I don't know if it "cures what ails me" but I've come to like that little explosive capsecum-induced glow in my stomach first thing in the morning. I have to admit I didn't strain all of it, and about twice a week I have a little quarter teaspoon on a cracker as an afternoon snack. Ka-BOOM! Love it.

Dave Phillips' Improved Margarita Recipe
1 bottle sour mix
12oz Tequila, up from 10
4 oz Grand Marnier, up from 2

Smoothies - Susan Wenger
I love my Vitamix. I've put away the blender and the food processor since I got the vitamix. I make smoothies often - a cup of yoghurt (danactive or similar), some fresh fruit, some frozen fruit, some ice, some juice, whatever I have on hand.
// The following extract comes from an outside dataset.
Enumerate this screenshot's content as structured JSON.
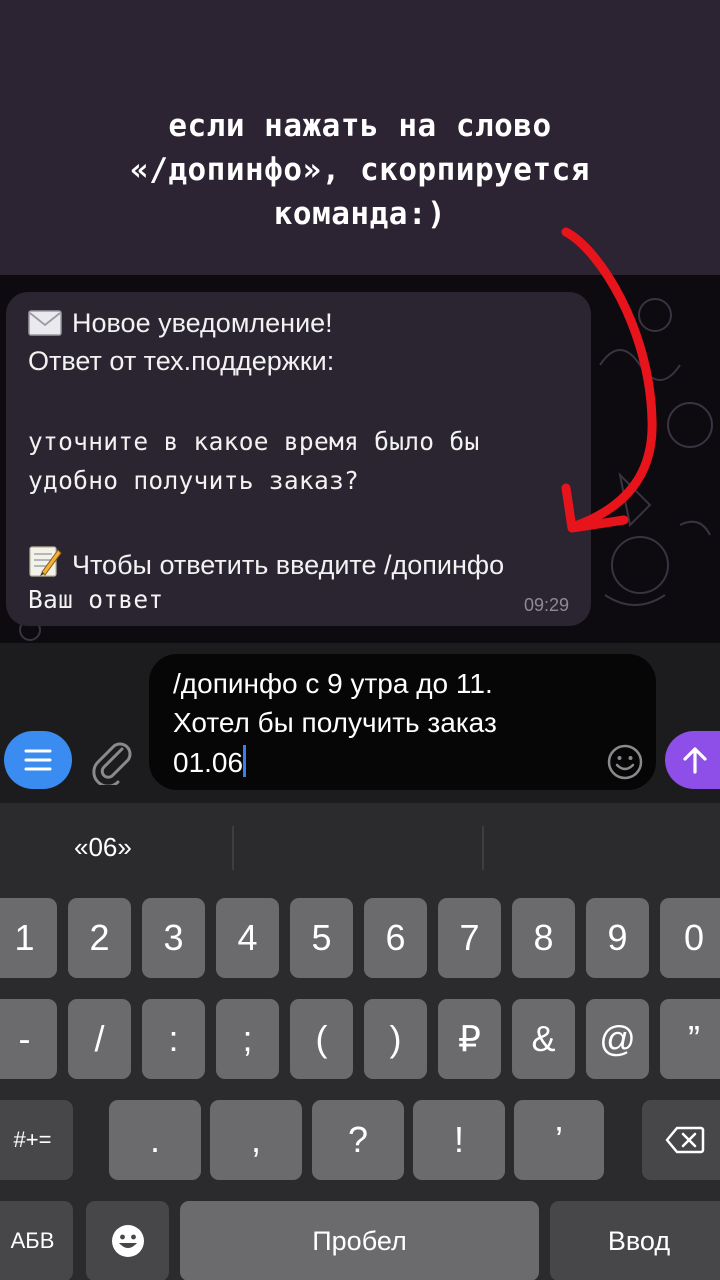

The vitamix can handle a lot of fruits without any prep - apples don't have to be peeled or cored, I just pull off the stem. Strawberries don't have to be uncapped. Watermelon doesn't have to be seeded - everything whizzes up in there. I do have to take the hard pit out of a peach, and I have to peel oranges so the result won't be bitter, but I don't have to take out the orange seeds. If the smoothie is going to be all I have for breakfast, I throw in a handful of uncooked oatmeal or some flax. A whiz, and it's a smoothie. A minute later, it's clean. Put in some water and turn it on, and it's clean. Soup: I can make soup out of almost anything, but the simplest is to take a can of soup, heat it a little, add fresh raw vegetables and whiz that for a few seconds - not long enough to puree them, I like my veggies to have some chunk to them, and to stay mostly raw. I add leftover anything I have, or not. Again, cleanup is a breeze. Guacamole? I have to take the pit out of the avocado, then I throw in an unpeeled garlic clove, a small slice of onion, and 1/4 peeled lime. Maybe a tomato. Good stuff. It costs more than a blender or a food processor, but it lasts forever, with a really powerful motor and an unbreakable polycarbonate container.